Question

The equation of the circle which touches the circle $S \equiv x^2+y^2-10x-4y+19=0$ at the point (2,3) internally and having radius equal to half of the radius of the circle S=0 is

• A. $x^2+y^2+7x+5y+64=0$
• B. $x^2+y^2-7x-5y+16=0$
• C. $x^2+y^2-14x-10y+16=0$
• D. $x^2+y^2-5x-7y+16=0$

Hint:

When two circles with centers $C_1, C_2$ and radii $R_1, R_2$ touch internally, the distance between their centers is the difference of their radii, $C_1C_2 = |R_1-R_2|$. The point of tangency and the two centers are collinear.

Answer 1

The Correct Option is B

Step 1: Find the center and radius of the given circle S.
The equation is $x^2+y^2-10x-4y+19=0$. The center is $C_1 = (-\frac{-10}{2}, -\frac{-4}{2}) = (5, 2)$. The radius is $R_1 = \sqrt{5^2+2^2-19} = \sqrt{25+4-19} = \sqrt{10}$.
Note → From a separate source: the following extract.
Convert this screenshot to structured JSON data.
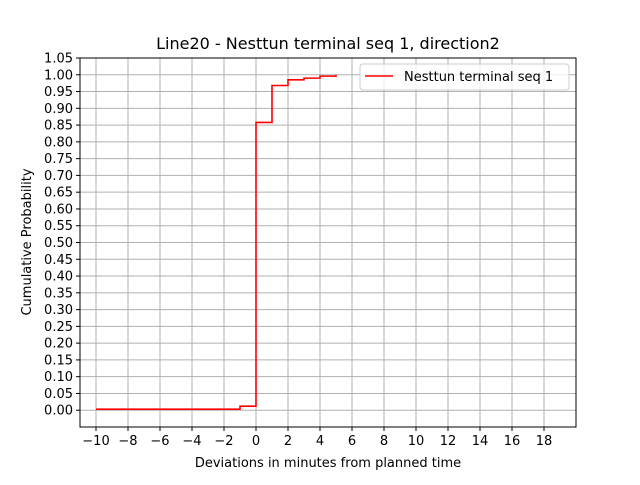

Step 2: Determine the center and radius of the required circle S'.
Let the center of S' be $C_2$ and radius be $R_2$. We are given that $R_2 = \frac{1}{2}R_1 = \frac{\sqrt{10}}{2}$. The circles touch internally at the point $P(2,3)$. For internal tangency, the centers and the point of contact are collinear. The center $C_2$ must lie on the line segment joining $C_1$ and $P$. The distance between the centers is $C_1C_2 = R_1 - R_2 = \sqrt{10} - \frac{\sqrt{10}}{2} = \frac{\sqrt{10}}{2}$. Since $C_2P = R_2 = \frac{\sqrt{10}}{2}$, we have $C_1C_2 = C_2P$. This means $C_2$ is the midpoint of the segment $C_1P$.
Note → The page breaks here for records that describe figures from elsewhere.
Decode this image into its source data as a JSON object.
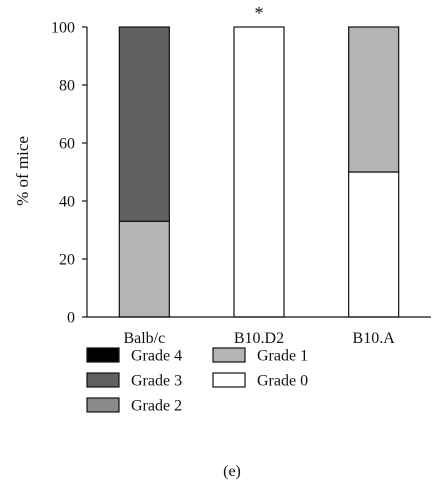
{
  "chart_data": {
    "type": "bar",
    "stacked": true,
    "ylabel": "% of mice",
    "xlabel": "",
    "ylim": [
      0,
      100
    ],
    "yticks": [
      0,
      20,
      40,
      60,
      80,
      100
    ],
    "categories": [
      "Balb/c",
      "B10.D2",
      "B10.A"
    ],
    "series": [
      {
        "name": "Grade 0",
        "color": "#ffffff",
        "values": [
          0,
          100,
          50
        ]
      },
      {
        "name": "Grade 1",
        "color": "#b4b4b4",
        "values": [
          33,
          0,
          50
        ]
      },
      {
        "name": "Grade 2",
        "color": "#8a8a8a",
        "values": [
          0,
          0,
          0
        ]
      },
      {
        "name": "Grade 3",
        "color": "#5f6062",
        "values": [
          67,
          0,
          0
        ]
      },
      {
        "name": "Grade 4",
        "color": "#000000",
        "values": [
          0,
          0,
          0
        ]
      }
    ],
    "annotations": [
      {
        "category": "B10.D2",
        "text": "*"
      }
    ],
    "legend": {
      "placement": "bottom",
      "columns": [
        [
          "Grade 4",
          "Grade 3",
          "Grade 2"
        ],
        [
          "Grade 1",
          "Grade 0"
        ]
      ]
    },
    "panel_label": "(e)",
    "grid": false
  }
}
Step 3: Calculate the coordinates of the center $C_2$.
Using the midpoint formula for $C_1(5,2)$ and $P(2,3)$: \[ C_2 = \left(\frac{5+2}{2}, \frac{2+3}{2}\right) = \left(\frac{7}{2}, \frac{5}{2}\right). \]
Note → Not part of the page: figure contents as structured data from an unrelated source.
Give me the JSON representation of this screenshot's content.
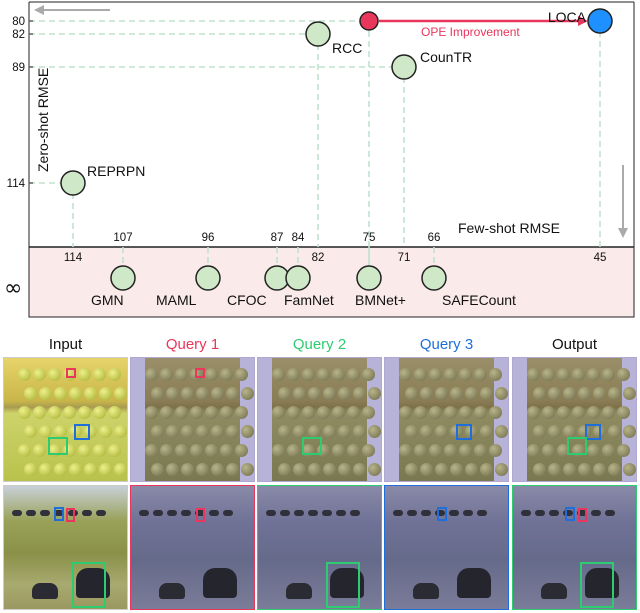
{
  "chart_data": {
    "type": "scatter",
    "title": "",
    "xlabel": "Few-shot RMSE",
    "ylabel": "Zero-shot RMSE",
    "x_reversed": true,
    "y_reversed": true,
    "y_ticks": [
      80,
      82,
      89,
      114
    ],
    "y_extra_tick": "∞",
    "top_row_points": [
      {
        "name": "REPRPN",
        "few_shot": 114,
        "zero_shot": 114
      },
      {
        "name": "RCC",
        "few_shot": 82,
        "zero_shot": 82
      },
      {
        "name": "CounTR",
        "few_shot": 71,
        "zero_shot": 89
      },
      {
        "name": "LOCA",
        "few_shot": 45,
        "zero_shot": 80
      }
    ],
    "ope_point": {
      "few_shot": 75,
      "zero_shot": 80,
      "label": "OPE Improvement"
    },
    "infinity_row_points": [
      {
        "name": "GMN",
        "few_shot": 107
      },
      {
        "name": "MAML",
        "few_shot": 96
      },
      {
        "name": "CFOC",
        "few_shot": 87
      },
      {
        "name": "FamNet",
        "few_shot": 84
      },
      {
        "name": "BMNet+",
        "few_shot": 75
      },
      {
        "name": "SAFECount",
        "few_shot": 66
      }
    ],
    "x_tick_labels": [
      "114",
      "107",
      "96",
      "87",
      "84",
      "82",
      "75",
      "71",
      "66",
      "45"
    ],
    "infinity_symbol": "∞",
    "colors": {
      "point": "#cfe8c8",
      "loca": "#1e90ff",
      "ope": "#e8365c",
      "grid": "#bfe3cc",
      "band": "#fbeaea"
    }
  },
  "panel_headers": [
    "Input",
    "Query 1",
    "Query 2",
    "Query 3",
    "Output"
  ],
  "header_colors": [
    "#111111",
    "#e8365c",
    "#2ecc71",
    "#1e6fd9",
    "#111111"
  ]
}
Step 4: Write the equation of the required circle S'.
The circle has center $(7/2, 5/2)$ and radius $R_2 = \sqrt{10}/2$. The equation is $(x - h)^2 + (y - k)^2 = R^2$. \[ \left(x - \frac{7}{2}\right)^2 + \left(y - \frac{5}{2}\right)^2 = \left(\frac{\sqrt{10}}{2}\right)^2. \] \[ x^2 - 7x + \frac{49}{4} + y^2 - 5y + \frac{25}{4} = \frac{10}{4}. \] Multiplying by 4 to clear the denominators: \[ 4x^2 - 28x + 49 + 4y^2 - 20y + 25 = 10. \] \[ 4x^2 + 4y^2 - 28x - 20y + 74 - 10 = 0. \] \[ 4x^2 + 4y^2 - 28x - 20y + 64 = 0. \] Dividing by 4 gives the final equation: \[ x^2 + y^2 - 7x - 5y + 16 = 0. \] This matches option (B).